Huge security hole in Internet Explorer for MacOS

Brad Lucier writes "Macintouch is reporting (go down the page a bit) that Internet Explorer 5.1, which comes preinstalled on MacOS X 10.1, has a huge security hole---when it downloads arbitrary programs encoded in the Macintosh's standard BinHex (.hqx) format, it automatically executes them. " Well I guess thats one way to make Unix insecure. Can anyone actually confirm this since it looks kinda sketchy. I wonder what someone's rationale would be for that:"Oh this won't hurt anyone, and saving that extra 'OK' click will be great!".

Sigh.

[DarkZero]

And of course, the media will portray this as "a problem with computers in general" (often used), "a fundamental problem in the structure of the internet" (Code Red), etc. And Microsoft will portray it as "Just one of those unavoidable things that happens when you used a Unix-based operating system".

Fuckin' morons.

Re:Sigh.

[!recycle]

Yeah and now my mom can freak out when her lame job sends out a warning (even though they use windows NT).

i can hear it now "Oh my God, There is a terrible bug in all comuters, you have to shut off and go hide in a bunker. The world is coming to an end!"

Re:IE Flaw

[Daniel+Dvorkin]

The Mac has always played nice on the Web. What are you talking about?

Knowing Microsoft...

[neema]

"Oh this won't hurt anyone, and saving that extra 'OK' click will be great!". "

Knowing Microsoft, even when it does ask you to execute the file, the only option it'll give is "OK".

Re:Security Hole a Hoax

No. It has been verified.

Your claim of a hoax is the only hoax here.

The real reason

After usibility testing with average Mac users explaining how downloaded files need to be stored somewhere and then doubleclicked to execute, Microsoft said "fuck it" and made it automatic.

Design a computer for an moron, and only morons will use it.

Re:Security comparison; reason for insecure code?

[WolfWithoutAClause]

>Microsoft developers (in the words of Ballmer) are only human as well -- and I'm sure they work just as hard as we do.

Harder! Because evil never sleeps... ;-)

Re:Zorak said it best.

Yeah I'm sure MS is scared of a bunch of fat, pimply ugly losers who try and sissy-slap their way into MS headquarters. Get real.

Solution

[KFury]

1. Create script to toggle 'autoexec .hqx downloads' to FALSE
   
2. Insert the file into the X-10 popup banner

Problem solved.

New slogan

[Lumpy]

I'm gonna be maked at -5 flamebait for this...

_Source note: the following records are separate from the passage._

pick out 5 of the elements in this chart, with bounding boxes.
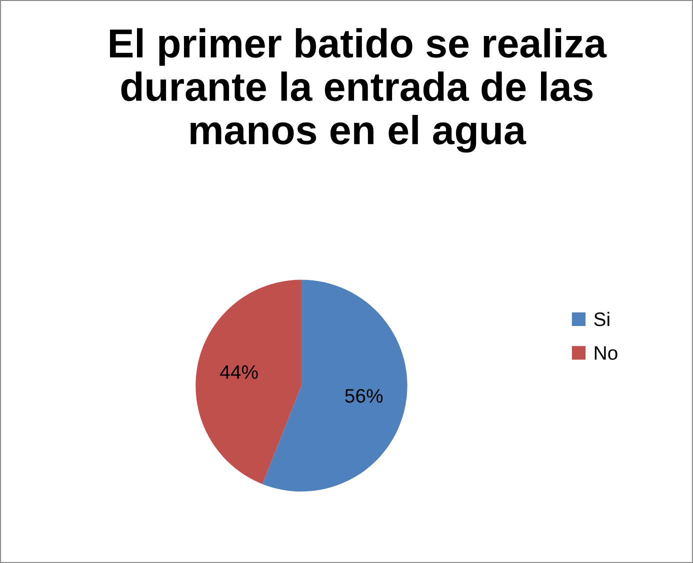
data-label: 56%	[345, 389, 383, 403]
chart-title: El primer batido se realiza durante la entrada de las manos en el agua	[110, 28, 607, 153]
legend-label: No	[594, 346, 618, 360]
data-label: 44%	[220, 365, 258, 379]
legend-label: Si	[594, 312, 610, 326]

Microsoft, Helping people root boxes cince 1983 and now with cross platform capabilities built specifically for Macintosh OS 10!

Execution

[garoush]

"...it automatically executes them."

Now if an "executed" program is STILL a security risk -- I don't know how we can ever be secure.

Step back and smell the irony

[1stmammaltowearpants]

We're talking about a Microsoft product running in Unix that came pre-installed with the Mac OS.

These are strange times, my friends.

Re:Intrinsic Security in OS X

[styrotech]

True, but since win2k doesn't have the equivalent of sudo or su, it can be a serious pain in the ass, especially for some luser who can't figure out why they can't do something unless they log out and log back in as admin, not a quick operation.

Not quite, W2K introduced the "Run as..." feature, and the NT Resource Kits have a su in them.
Don't get me wrong, they're still a bit of a PITA to use and not as transparent as sudo (but sudo is a bit of a hack really). They are there though.

I hate MS as much as the next guy, but will correct any incorrect MS bashing (don't worry, there's still plenty of other things to bash).

WHAT??

[Godwin+O'Hitler]

A security flaw in a Microsoft product???? Impossible! I'm not even going to read the article.

I....LOVE....THIS....COMPANYYYYYYYYYY!!!